そして今作を手がけた映画会社はA24。アスター監督の過去2作でもタッグを組んだA24は、これまでに『ウィッチ』『ライトハウス』『CLIMAX』『セイント・モード 狂信』といった狂気的な映画たちを世に送り出している。

つまり、アリ・アスター×ホアキン・フェニックス×A24=狂気の3乗。“最狂”なのだ。

狂気の描き方

“最狂”が生まれる方程式は前述のとおり。では『ボーはおそれている』はどう“狂って”いるのか。

まず、とにかくホアキン・フェニックスの怪演が印象的だ。そして周囲の環境や、出会う人々もめちゃくちゃだ。序盤、ただコンビニに水を買いに行くだけでも、とんでもなくカオスなのだ。

さらには公開済の場面写真のとおり、途中ではアニメーションパートまで登場する。こちらは『オオカミの家』監督コンビとの共同作業で手がけたそうだ。

さらに狂っているポイントはいくらでもあるのだが、これから劇場公開される作品であるため、ぜひそこはご自身でご確認いただきたい。

声に出して読みたい、“ボー・イズ・アフレイド”

小汚い風貌で事件を目撃したら犯人だと疑われる。風呂で不審者に襲われて裸で逃げ出したら、今度は自分が不審者扱いされる。不幸続きの中年男性ボー。『ボーはおそれている』は、そんな彼のルーツと人生を辿る、シュールでイジワルなアリ・アスター流コメディだ。

そんな今作の原題は「Beau is Afraid(ボー・イズ・アフレイド)」。主人公ボー(Beau)は、様々なことをおそれている。しかし、何の意味もなく英語作品で「Beau(ボー)」というフランス語のような人名にすることがあるだろうか。

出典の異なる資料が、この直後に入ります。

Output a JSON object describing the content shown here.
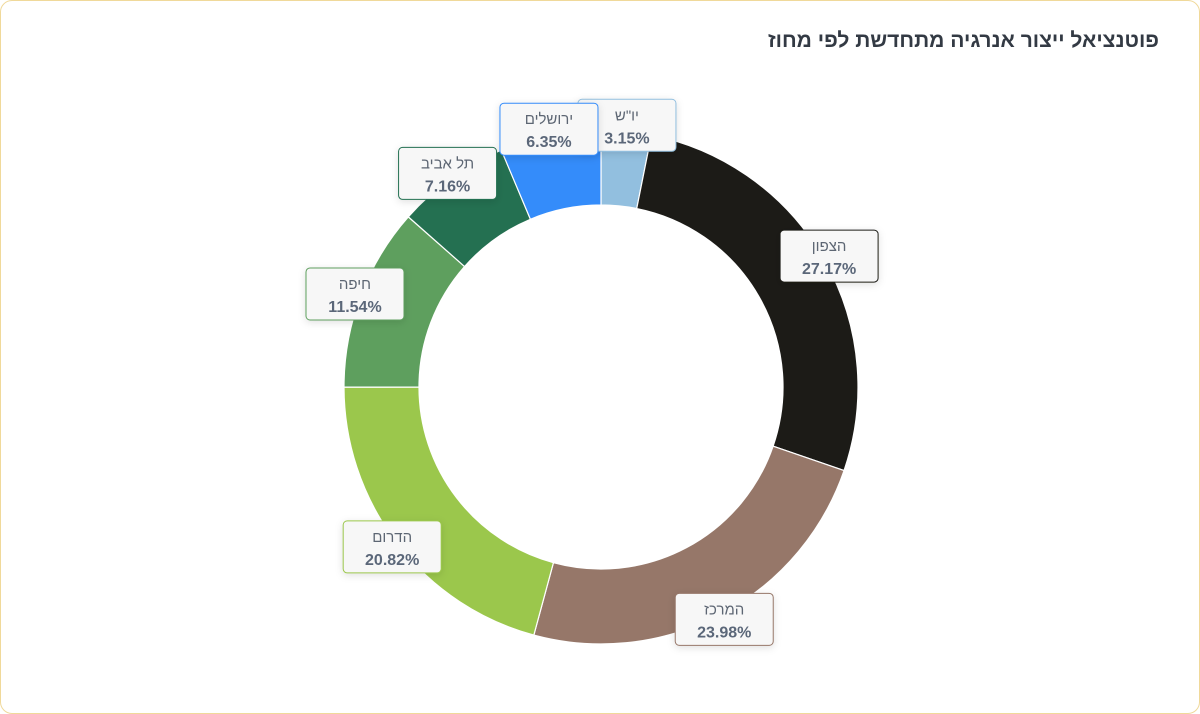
{
  "chart_data": {
    "type": "pie",
    "variant": "donut",
    "title": "פוטנציאל ייצור אנרגיה מתחדשת לפי מחוז",
    "legend": "none",
    "slices": [
      {
        "label": "יו\"ש",
        "value": 3.15,
        "value_label": "3.15%",
        "color": "#92bfdf"
      },
      {
        "label": "הצפון",
        "value": 27.17,
        "value_label": "27.17%",
        "color": "#1c1b17"
      },
      {
        "label": "המרכז",
        "value": 23.98,
        "value_label": "23.98%",
        "color": "#967769"
      },
      {
        "label": "הדרום",
        "value": 20.82,
        "value_label": "20.82%",
        "color": "#9bc74c"
      },
      {
        "label": "חיפה",
        "value": 11.54,
        "value_label": "11.54%",
        "color": "#5e9f5e"
      },
      {
        "label": "תל אביב",
        "value": 7.16,
        "value_label": "7.16%",
        "color": "#247051"
      },
      {
        "label": "ירושלים",
        "value": 6.35,
        "value_label": "6.35%",
        "color": "#348cfa"
      }
    ]
  }
}
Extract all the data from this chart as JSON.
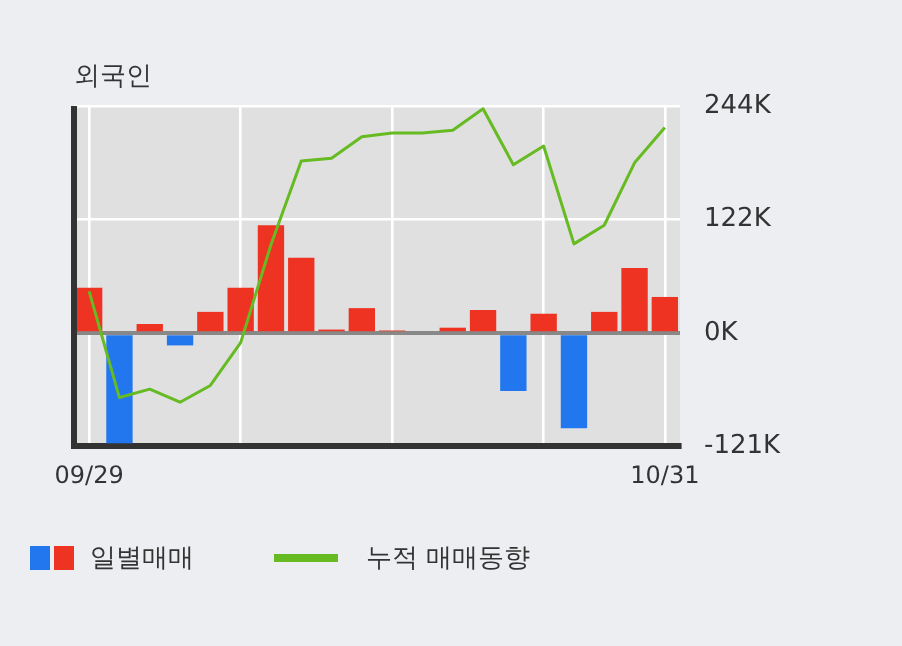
{
  "chart_data": {
    "type": "bar",
    "title": "외국인",
    "categories": [
      "09/29",
      null,
      null,
      null,
      null,
      null,
      null,
      null,
      null,
      null,
      null,
      null,
      null,
      null,
      null,
      null,
      null,
      null,
      null,
      "10/31"
    ],
    "series": [
      {
        "name": "일별매매",
        "values": [
          49,
          -118,
          10,
          -13,
          23,
          49,
          116,
          81,
          4,
          27,
          3,
          0,
          6,
          25,
          -62,
          21,
          -102,
          23,
          70,
          39
        ],
        "colors": [
          "#ee3322",
          "#2277ee",
          "#ee3322",
          "#2277ee",
          "#ee3322",
          "#ee3322",
          "#ee3322",
          "#ee3322",
          "#ee3322",
          "#ee3322",
          "#ee3322",
          "#ee3322",
          "#ee3322",
          "#ee3322",
          "#2277ee",
          "#ee3322",
          "#2277ee",
          "#ee3322",
          "#ee3322",
          "#ee3322"
        ]
      },
      {
        "name": "누적 매매동향",
        "type": "line",
        "color": "#66bb22",
        "values": [
          45,
          -69,
          -60,
          -74,
          -56,
          -10,
          95,
          185,
          188,
          211,
          215,
          215,
          218,
          241,
          181,
          201,
          96,
          116,
          183,
          221
        ]
      }
    ],
    "ylim": [
      -121,
      244
    ],
    "yticks": [
      {
        "value": -121,
        "label": "-121K"
      },
      {
        "value": 0,
        "label": "0K"
      },
      {
        "value": 122,
        "label": "122K"
      },
      {
        "value": 244,
        "label": "244K"
      }
    ],
    "grid": true,
    "legend": "bottom",
    "marker": "none",
    "line_style": "solid"
  }
}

そこで、読み方をそのままスペルを変えてみる。「Boy’s Afraid(ボーイズ・アフレイド)」。つまり、「少年たちはおそれている」。今作は、若き男性たちの恐怖の具現化ではないか。現在、あまりに「男性はケダモノ」といった表現を目にする機会が多い。SNS投稿、スピーチ、小説、歌、絵…あげればキリがないが、世では男性の加害性が大きく取り上げられることが増えた。

これからを生きる男性達は恐れているのではないか。“もう何をやっても、どんな状況でも、男性が悪者扱いされるのではないか”と。

“男性の不幸”に寄り添う貴重な物語

もちろん、性犯罪が多く起きている事実は大問題だ。女性の被害を減らすための注意喚起・問題提起は多いに越したことはない。

しかし、世には一定数“不幸な男性”がいることも忘れてはならない。(女性側の故意または勘違いによる)痴漢冤罪で人生が壊れた男性。“騒いだもん勝ち”で都合のいい女性に不利な状況を作られた男性。ハニー・トラップで大金を失った男性もいるだろう。

ハニー・トラップ(故意に恋愛感情を持たせてだます行為)の被害者に、「女性に誘惑される浅はかさが悪い」という声もあるかもしれない。しかしそれは、性犯罪被害者の女性に「怪しまずホテルについて行ったのが悪い」というような“セカンド・レイプ”的な話題のすり替え。大前提としてだます方が悪いのが当然だ。

この世には救わなければならない女性や、是正しなければならない男女の不平等が多くある。しかし、不幸な女性が多いからといって、不幸な男性を見過ごしていいとは思えない。「キモいおじさん」が一定数いるからといって、「おじさん全員」を「キモい」と言ってはただの誹謗中傷だろう。しかしそのような論調がソーシャルメディアにも散見されるのが現状。“男性に生まれたというだけで逃れられない攻撃”。男性には男性なりに、苦しい現状がこの世にはあろう。

今作は意地の悪い作風ではある。だが、この時代に見過ごされがちな“男性の不幸”に寄り添うという点では稀有(けう)で、とても貴重な作品だと感じるのだ。

『ボーはおそれている』は2月16日(金)公開

アリ・アスター監督、ホアキン・フェニックス主演。そこにA24の協力が加わった狂気的な作品ながら、哀愁漂う中年男性の不幸を見事に描ききり、“笑ってはいけない笑い”を作り出すブラックコメディ映画『ボーはおそれている』は、2月16日(金)日本公開

ついに公開となるこの注目作を、ぜひお見逃しなく。